Coastal and Harbor Engineering's Josh Carter showed slides of historical surveys, aerial photographs from 1944 to 2011, existing geotechnical data on Estero Island and similar projects that were finished in the nation. His report was well received.
"Our overall goal is to really develop an understanding of the natural coastal processes that are happening on Estero Island and how to visualize changes, not only how it changes but why it changes," Carter said. "Once we have an understanding of that, then it is pretty straight forward to develop a set of recommendations to maximize stability of your shoreline and keep that beach relatively in the same place based on real scientific data and information."
Some time ago, Council decided to direct Town staff to look into alternative technology for beach nourishment after repeated discussion and debate about previous nourishment projects limited beach nourishment from the entire island to just the northern mile-long shoreline, which was completed last year.
It was noted that no new sand is being proposed into the present beach system and that relative sea level rises two millimeters per year while low ground elevations of the island have yielded severe damage from major storms.
"You do get storms less frequently than other parts of the Gulf Coast, but because you have such a low energy environment, those big storms cause more relative damage than other places that are used to getting more storms," Carter said. "They also cause more dynamic and quick changes to the island."
A strategic management plan is being proposed for the island's next 20 years. Hydrodynamic data, including waves, currents and water surface, and geometric volume may also be looked into, but that analysis is optional.
"We can really quantify how the shoreline is moving over time. That will help us better understand the overall dynamics of what we have on the beach," Carter said.
Previous nourishment projects mainly involve Matanzas Pass dredging.

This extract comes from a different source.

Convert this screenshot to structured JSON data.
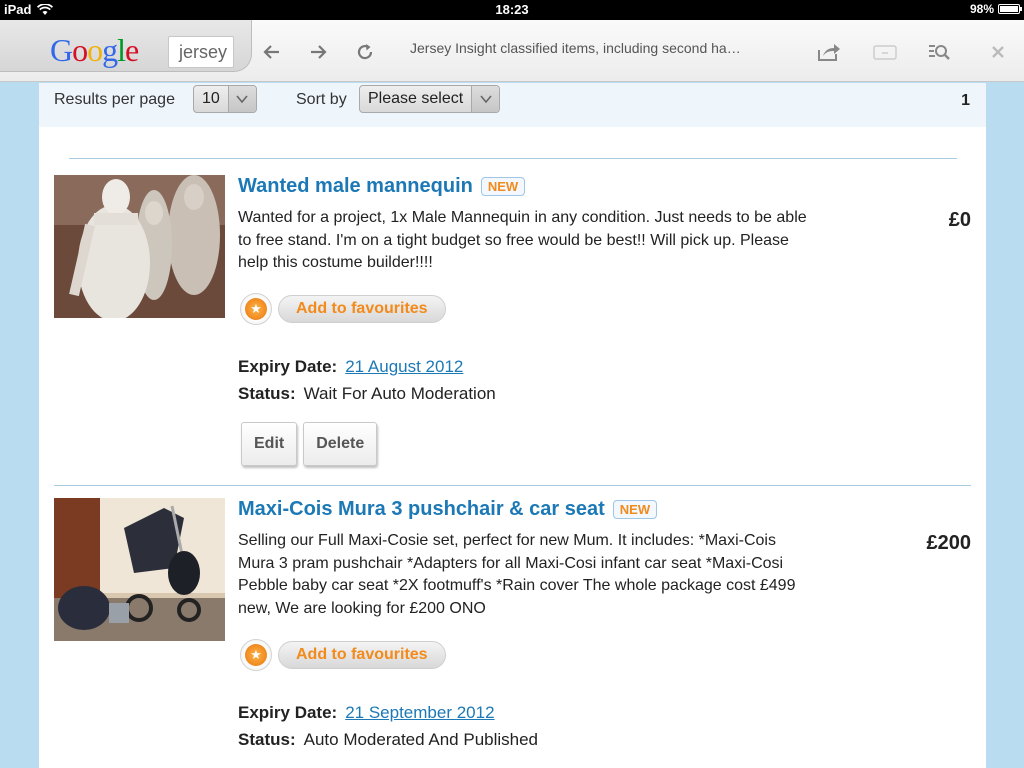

Town Environmental Sciences Coordinator Keith Laakkonen has been monitoring the work of Coast and Harbor Engineering. Questions about the worth of the north island jetty were asked.
"As a little bit of that placed sand goes around (the jetty), that sort of a normal coastal process is somewhat necessary to keep that back side of the island from eroding," said Laakkonen.
Phase III (design of CMP components) and Phase IV (implementation) could come after the anticipated 22 to 26 weeks for Phase II to be completed.
Scientific analysis may serve as the basis for all future coastal management practices on the Beach.
"Our aim out of all of this is to ensure that whenever we make a decision about what to do with beach management, whether it's re-nourishment or any other action, that we have the scientific data that backs up what we are proposing to do," said Stewart. "That way we can give our people in our community a solid assurance that the decisions you make are based upon science."